###   Projekte und Informationen rund um den KC85   ### 

 

CFOG's PIP, October 1988, Volume 7 No. 5, Whole No. 67, page 68

Further Thoughts on WordStar 5

by Steve Lucius

Here are a couple of new things I have learned about WS5 since writing the introductory article.

My problem with the driver to convert from WS5 disk format to WS4 was caused by an installation error when installing the printer. The problem with the WS4 driver not working was solved by reinstalling the "PDF" (printer deifinition) files and the "DRIVER?.OVR" files. Then I reinstalled the printer under the DRAFT.PDF format. Now when I select print driver "DRAFT" I go to printer, "ASCII" I get an "ASCII" text file and "WS4" I get a WS4 compatible file. (Note it is not real WS4 but ASCII with soft carriage returns and dot commands.) This sounds like Greek if you are used to the WS4 format of multiple printer drivers which include drivers for file formats as well as multiple printer drivers. With WS5 unless you define special formats only 3 formats show up and they are labeled "ASCII", "DRAFT" and "WS4", which you define in the WSCHANGE overlay what they mean. I still can't see where in the installation directions it says to do it this way, but it works.

Two calls to tech support result in nothing except some advice to use an environment command that only exists in DOS 3.2 and later, and the technicians comment that in spite of the documentations' assurance that 20 was enough that really 30 were needed. Also 20 was the minimum amount of buffers. It is running very well on 4 buffers and 20 files. Setting these parameters too high wastes memory. One call on a Sunday morning was answered promptly, the other during the day required 15 minutes of music on delay before getting advice.

The WS5 file format is greatly different from other WS versions. It has a header with the default file information in it and then the file is in ASCII. No more use of the high bit. As a consequence if you want to write something in WS5 and then give it to someone using an older WS you need to print it using the WS4 driver. This will strip out the header and convert the dot commands to their WS4 equivalents. WS5 now formats lines on inches rather than spaces so many dot commands have changed.

Another problem was lack of a list as to what files do what. This will be in the CFOG library along with other files about WS5 on a special disk. This came from the CompuServe MICROPRO SIG. Even with the files pared down by removing the modem program, file manager, mailing list and outliner, along with all the files that pertain to the advanced preview I still am at 2.17 megs, a considerable jump over the 1 meg that WS4 takes. I think I can cut it down more if I can find which printer drivers are unneeded, but it still is a big program.

I also got a chance to try the program out on a machine with a graphics board so I could use the advanced preview. It was interesting to see the whole 12 page document at once and be able to zoom in on individual pages at will.

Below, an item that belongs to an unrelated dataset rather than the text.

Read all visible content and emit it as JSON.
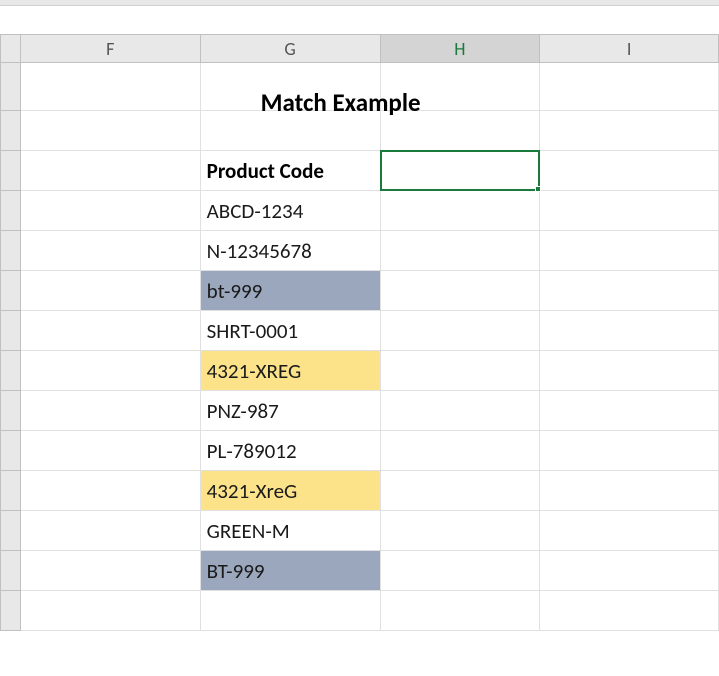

WS5 seems faster that WS4 with the exception of the hyphenation function which sometimes requires a disk access to read the entire dictionary. The function works so much better than WS4 it is worth the wait. The only benchmark I have done so far was a search for almost the last word in a 28k file. This is about as large as a file can be and still be completely in memory, no "LARGE-FILE" warning. On WS4 this took 13 seconds, WS5 it took 10 seconds and on the shareware editor Galaxy it took 2 seconds. While WS5 is faster it is still no speed demon. All tests were run on an XT clone.